Cross validation allows you to get the estimate of the performance of the model and also a measure of how precise the performance is. Cross validation comes at the cost of training the model several times.

RandomForestRegressor models work by training many decision trees in random subsets of features, then averaging out their predictions. Building a model on top of many other models is called Ensemble Learning, and it is often a great way to push ML algorithms even further. If the score on the training set is much lower than on the validation sets, it means the model is overfitting the training set.

The goal of this step is to get a few promising models without tuning the hyperparameters yet.
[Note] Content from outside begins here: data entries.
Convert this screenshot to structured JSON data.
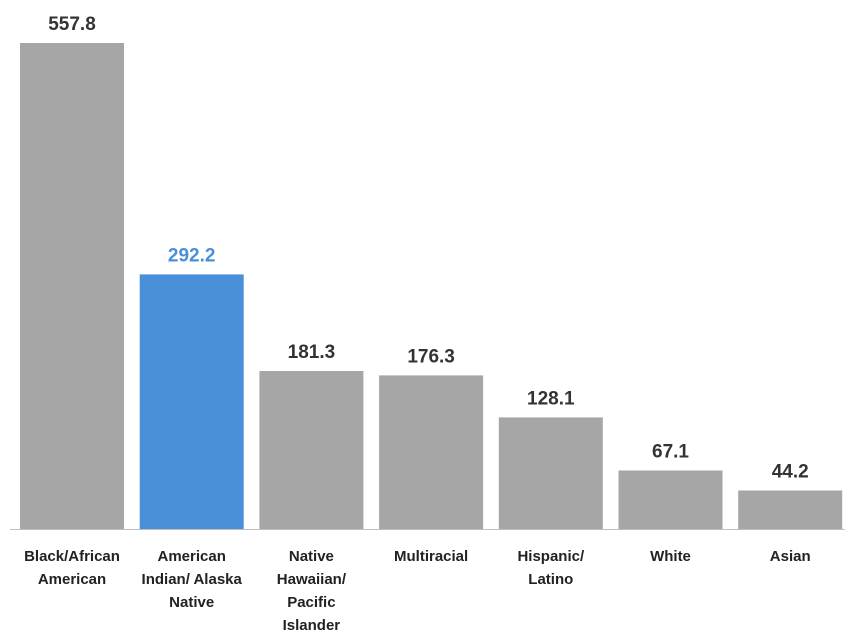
{
  "chart_data": {
    "type": "bar",
    "categories": [
      "Black/African American",
      "American Indian/ Alaska Native",
      "Native Hawaiian/ Pacific Islander",
      "Multiracial",
      "Hispanic/ Latino",
      "White",
      "Asian"
    ],
    "category_lines": [
      [
        "Black/African",
        "American"
      ],
      [
        "American",
        "Indian/ Alaska",
        "Native"
      ],
      [
        "Native",
        "Hawaiian/",
        "Pacific",
        "Islander"
      ],
      [
        "Multiracial"
      ],
      [
        "Hispanic/",
        "Latino"
      ],
      [
        "White"
      ],
      [
        "Asian"
      ]
    ],
    "values": [
      557.8,
      292.2,
      181.3,
      176.3,
      128.1,
      67.1,
      44.2
    ],
    "value_labels": [
      "557.8",
      "292.2",
      "181.3",
      "176.3",
      "128.1",
      "67.1",
      "44.2"
    ],
    "highlight_index": 1,
    "ylim": [
      0,
      557.8
    ],
    "grid": false,
    "colors": {
      "bar": "#a6a6a6",
      "highlight": "#4a90d9",
      "label": "#333333",
      "highlight_label": "#4a90d9",
      "axis": "#bfbfbf"
    }
  }
}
You should save every model you experiment with, so you can come back easily to any model you want. Make sure you save both the hyperparameters and the trained parameters, as well as the cross-validation scores and perhaps the actual predictions as well. This will allow you to easily compare scores across model types, and compare the types of errors they make. You can easily save Scikit-Learn models by using Python’s pickle module, or using sklearn.externals.joblib

Let's assume you have a shortlist of promising models, you now need to fine tune them.

Grid Search

You can use Scikit-learn's GridSearchCV to search for you. All you need to do is tell it which hyperparameters you want it to experiment with, and what values to try out, and it will evaluate all the possible combinations of hyperparameter values, using cross validation. It may take a long time, but when it is done, you can get the best combination of parameters by accessing the best_params_ property of the grid search object

Randomized Search

The grid search approach is fine when you are exploring relatively few combinations, like in the previous example, but when the hyperparameter search space is large, it is often preferable to use RandomizedSearchCV instead. Instead of trying out all possible combinations, it evaluates a given number of random combinations by selecting a random value for each hyperparameter at every iteration. This has two main benefits:

1. You get to test more different values for the hyperparameter depending on how long the search runs.
2. You have more control over the computing budget by setting the number of iterations.

Ensemble Methods

Another way to fine-tune the system is to try to combine the models that perform the best. The group (or "ensemble") will often perform better than the best individual models.

Analyze the Best Models and Their Errors

You will often find good insights on the problem by inspecting the best models. Using this information, you might be able to see that you should drop some features (for example). You should also look at the specific errors that your system makes, then try to understand why it makes them and what could fix the problem.

Evaluate on Test Set

There is nothing special about this process [evaluating the model on the test set]: just get the predictors and the labels from your test set, run your full_pipeline to transform the data (call transform(), not fit_transform(), you do not want to fit the test set!), and evaluate the final model on the test set.
You might want to have an idea of how precise this estimate is, For this,m you can compute a 95% confidence interval for the generalization error using scipy.stats.t.interval()
You must resist the temptation to tweak the hyperparameters to make the numbers look good on the test set; the improvements would be unlikely to generalize to new data.

• You need to write monitoring code to check your system's live performance at regular intervals and trigger alerts when it drops. This is important to monitor model degradation.
• You should evaluate the system's input data quality.
• You generally want to train your models on a regular basis using fresh data. You should automate this process as much as possible.